“When You Listen to This Song”: An Evening with Lola Lafon

On November 24, join distinguished author Lola Lafon as she will discuss her latest book, When You Listen to This Song (trans. by Lauren Elkin, Yale University Press).
In 2021, Lola Lafon was granted permission to stay overnight—alone for ten hours—in the Annex in Amsterdam where Anne Frank and her family had hidden from the Nazis between 1942 and 1944. Lola Lafon’s visit to this space, where Anne Frank wrote her famous diary, evoked the confinement and constant danger suffered by the Franks, and the family’s ghostly presence as well. “The night was inhabited, lit by reflections,” the author writes. “Some urgency dwelled at the heart of the Annex, crouched there, ready to be discovered.”
Lola Lafon introduces a new vision of Anne Frank, not as a venerated and exploited myth but as the precocious, ambitious, and beloved girl she was as well as a disciplined writer whose well-loved diary is in fact a carefully constructed literary work. Throughout, Lola Lafon reflects on what it means to lose loved ones, both her own family in the Holocaust and her childhood friend to the Khmer Rouge. A prize-winner and best-seller in France, this book asks us to consider the stories we tell ourselves about tragedy, how we grapple with loss, and why, in the face of danger and confinement, women write.

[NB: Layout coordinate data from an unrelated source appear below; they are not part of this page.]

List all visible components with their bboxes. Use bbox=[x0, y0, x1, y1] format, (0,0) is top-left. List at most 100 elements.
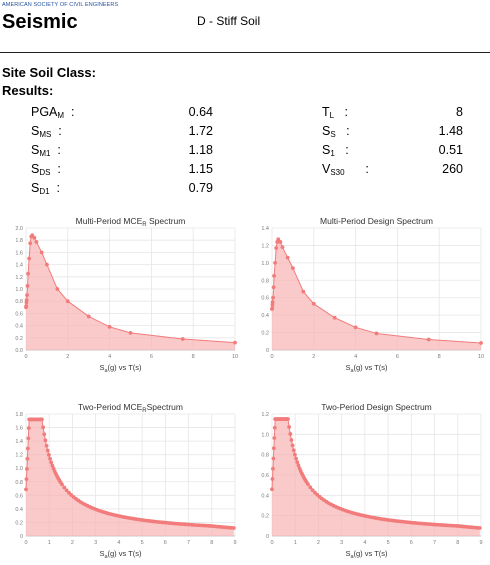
data-point bbox=[290, 443, 295, 448]
x-tick-label: 8 bbox=[438, 354, 441, 360]
data-point bbox=[24, 487, 28, 492]
x-tick-label: 6 bbox=[410, 540, 413, 546]
data-point bbox=[25, 284, 30, 288]
x-tick-label: 7 bbox=[433, 540, 436, 546]
result-subscript: DS bbox=[39, 168, 51, 177]
x-axis-label-end: (g) vs T(s) bbox=[108, 363, 143, 372]
y-tick-label: 2.0 bbox=[15, 226, 23, 232]
series-area bbox=[26, 235, 235, 350]
org-name: AMERICAN SOCIETY OF CIVIL ENGINEERS bbox=[2, 2, 119, 8]
data-point bbox=[271, 466, 275, 471]
x-axis-label-end: (g) vs T(s) bbox=[354, 363, 389, 372]
data-point bbox=[180, 337, 185, 341]
y-tick-label: 1.4 bbox=[15, 439, 23, 445]
y-tick-label: 0.4 bbox=[15, 324, 23, 330]
chart-svg: Multi-Period MCER Spectrum 0.0 0.2 0.4 0.6 0.… bbox=[15, 216, 238, 374]
y-tick-label: 0.2 bbox=[261, 331, 269, 337]
x-tick-label: 4 bbox=[363, 540, 366, 546]
data-point bbox=[332, 315, 337, 320]
data-point bbox=[60, 482, 64, 487]
x-axis-label: Sa(g) vs T(s) bbox=[99, 549, 142, 560]
x-tick-label: 2 bbox=[312, 354, 315, 360]
header-divider bbox=[0, 52, 490, 53]
data-point bbox=[289, 438, 294, 442]
y-tick-label: 1.2 bbox=[15, 453, 23, 459]
data-point bbox=[271, 285, 276, 290]
chart-multi-period-design: Multi-Period Design Spectrum 0 0.2 0.4 0.6 0.… bbox=[248, 214, 486, 374]
x-axis-label-subscript: a bbox=[350, 368, 354, 374]
data-point bbox=[32, 235, 37, 240]
y-tick-label: 1.2 bbox=[15, 275, 23, 281]
result-subscript: MS bbox=[39, 130, 52, 139]
chart-title-main: Two-Period Design Spectrum bbox=[321, 402, 432, 412]
colon: : bbox=[49, 181, 60, 195]
data-point bbox=[272, 274, 276, 278]
result-subscript: 1 bbox=[330, 149, 335, 158]
data-point bbox=[270, 306, 275, 311]
result-subscript: L bbox=[329, 111, 335, 120]
data-point bbox=[310, 488, 315, 492]
data-point bbox=[26, 271, 30, 276]
y-tick-label: 0.2 bbox=[15, 520, 23, 526]
x-tick-label: 2 bbox=[317, 540, 320, 546]
y-tick-label: 1.6 bbox=[15, 250, 23, 256]
result-value-sd1: 0.79 bbox=[188, 181, 213, 195]
x-tick-label: 8 bbox=[210, 540, 213, 546]
result-subscript: M bbox=[57, 111, 65, 120]
x-tick-label: 10 bbox=[478, 354, 484, 360]
y-tick-label: 0.4 bbox=[15, 507, 23, 513]
x-tick-label: 3 bbox=[340, 540, 343, 546]
y-tick-label: 1.4 bbox=[15, 263, 23, 269]
result-name: S bbox=[31, 181, 40, 195]
data-point bbox=[274, 246, 279, 250]
result-subscript: M1 bbox=[39, 149, 51, 158]
colon: : bbox=[51, 124, 62, 138]
chart-title: Two-Period Design Spectrum bbox=[321, 402, 432, 412]
colon: : bbox=[334, 143, 349, 157]
result-value-tl: 8 bbox=[456, 105, 463, 119]
data-point bbox=[39, 250, 44, 255]
data-point bbox=[26, 426, 31, 430]
data-point bbox=[47, 452, 51, 457]
colon: : bbox=[334, 105, 349, 119]
y-tick-label: 0.8 bbox=[261, 453, 269, 459]
data-point bbox=[287, 425, 292, 429]
data-point bbox=[311, 301, 316, 306]
result-value-sms: 1.72 bbox=[188, 124, 213, 138]
data-point bbox=[64, 488, 69, 493]
chart-title-main: Multi-Period Design Spectrum bbox=[320, 216, 433, 226]
chart-title-end: Spectrum bbox=[147, 216, 186, 226]
data-point bbox=[306, 482, 310, 487]
data-point bbox=[280, 245, 285, 250]
data-point bbox=[271, 446, 276, 451]
y-tick-label: 0.8 bbox=[261, 278, 269, 284]
data-point bbox=[27, 256, 32, 261]
colon: : bbox=[64, 105, 75, 119]
x-tick-label: 0 bbox=[270, 540, 273, 546]
data-point bbox=[40, 417, 44, 422]
data-point bbox=[55, 287, 60, 291]
data-point bbox=[276, 237, 281, 242]
data-point bbox=[301, 289, 306, 294]
result-name: S bbox=[31, 124, 40, 138]
data-point bbox=[285, 255, 290, 260]
page-title: Seismic bbox=[2, 11, 78, 33]
data-point bbox=[296, 463, 301, 468]
result-name: V bbox=[322, 162, 331, 176]
y-tick-label: 1.2 bbox=[261, 412, 269, 418]
y-tick-label: 0 bbox=[20, 534, 23, 540]
x-tick-label: 9 bbox=[479, 540, 482, 546]
y-tick-label: 0.2 bbox=[15, 336, 23, 342]
x-axis-label-end: (g) vs T(s) bbox=[108, 549, 143, 558]
data-point bbox=[34, 240, 39, 244]
x-tick-label: 6 bbox=[396, 354, 399, 360]
chart-title-main: Two-Period MCE bbox=[78, 402, 143, 412]
series-area bbox=[272, 419, 480, 536]
x-tick-label: 1 bbox=[294, 540, 297, 546]
y-tick-label: 1.0 bbox=[261, 432, 269, 438]
data-point bbox=[271, 456, 276, 461]
x-tick-label: 4 bbox=[117, 540, 120, 546]
data-point bbox=[286, 417, 290, 421]
x-axis-label-main: S bbox=[99, 363, 104, 372]
data-point bbox=[272, 425, 277, 430]
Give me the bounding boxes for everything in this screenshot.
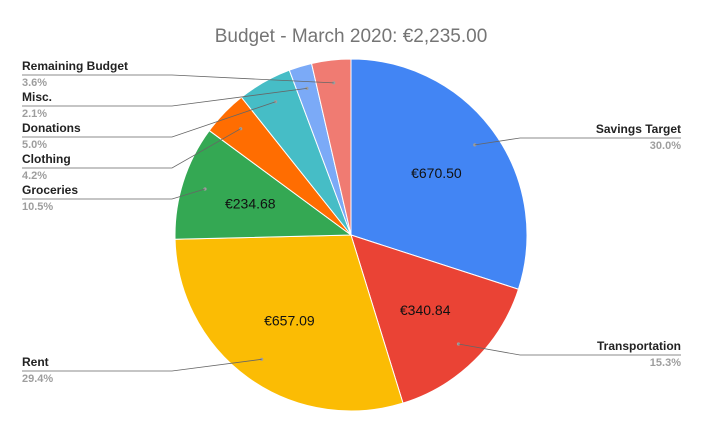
callout-percent-misc: 2.1%: [22, 108, 47, 120]
callout-leaders: [22, 74, 681, 372]
leader-line-rent: [22, 358, 262, 372]
leader-line-groceries: [22, 188, 206, 200]
callout-labels: Savings Target 30.0% Transportation 15.3% Re…: [22, 59, 681, 385]
leader-line-savings-target: [474, 137, 681, 146]
callout-percent-rent: 29.4%: [22, 373, 53, 385]
slice-savings-target[interactable]: [350, 58, 528, 290]
callout-name-misc: Misc.: [22, 90, 52, 104]
callout-name-donations: Donations: [22, 121, 81, 135]
callout-name-remaining-budget: Remaining Budget: [22, 59, 128, 73]
callout-name-clothing: Clothing: [22, 152, 71, 166]
leader-line-donations: [22, 101, 276, 138]
leader-line-clothing: [22, 128, 241, 169]
leader-line-transportation: [458, 343, 681, 356]
leader-line-misc: [22, 88, 307, 107]
pie-slices: [174, 58, 528, 412]
slice-value-label-transportation: €340.84: [400, 302, 451, 318]
callout-percent-clothing: 4.2%: [22, 170, 47, 182]
callout-percent-groceries: 10.5%: [22, 201, 53, 213]
slice-value-label-savings-target: €670.50: [411, 165, 462, 181]
callout-name-rent: Rent: [22, 355, 49, 369]
callout-percent-remaining-budget: 3.6%: [22, 77, 47, 89]
callout-name-transportation: Transportation: [597, 339, 681, 353]
slice-value-labels: €670.50 €340.84 €657.09 €234.68: [225, 165, 462, 329]
slice-groceries[interactable]: [174, 129, 353, 240]
callout-percent-donations: 5.0%: [22, 139, 47, 151]
slice-remaining-budget[interactable]: [310, 58, 352, 236]
callout-name-savings-target: Savings Target: [596, 122, 681, 136]
callout-name-groceries: Groceries: [22, 183, 78, 197]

This event is in English and is free. Please click here to RSVP.
The event is co-organized with Villa Albertine and is a part of the Authors on Tour and 2025 Literary Fall program.
Lola Lafon is a French writer who grew up in Eastern Europe and studied dance and music in Paris and New York. Her books tackle several ideological themes such as capitalism, antifascism, and probe the violence and deceit of society toward women. Lola Lafon is politically engaged in several collectives, addressing feminist questions and concerns. Her prizewinning books include The Little Communist Who Never Smiled (trans. by Nick Caistor, Seven Stories Press) and Reeling: A Novel (trans. by Hildegarde Serle, Europa Editions).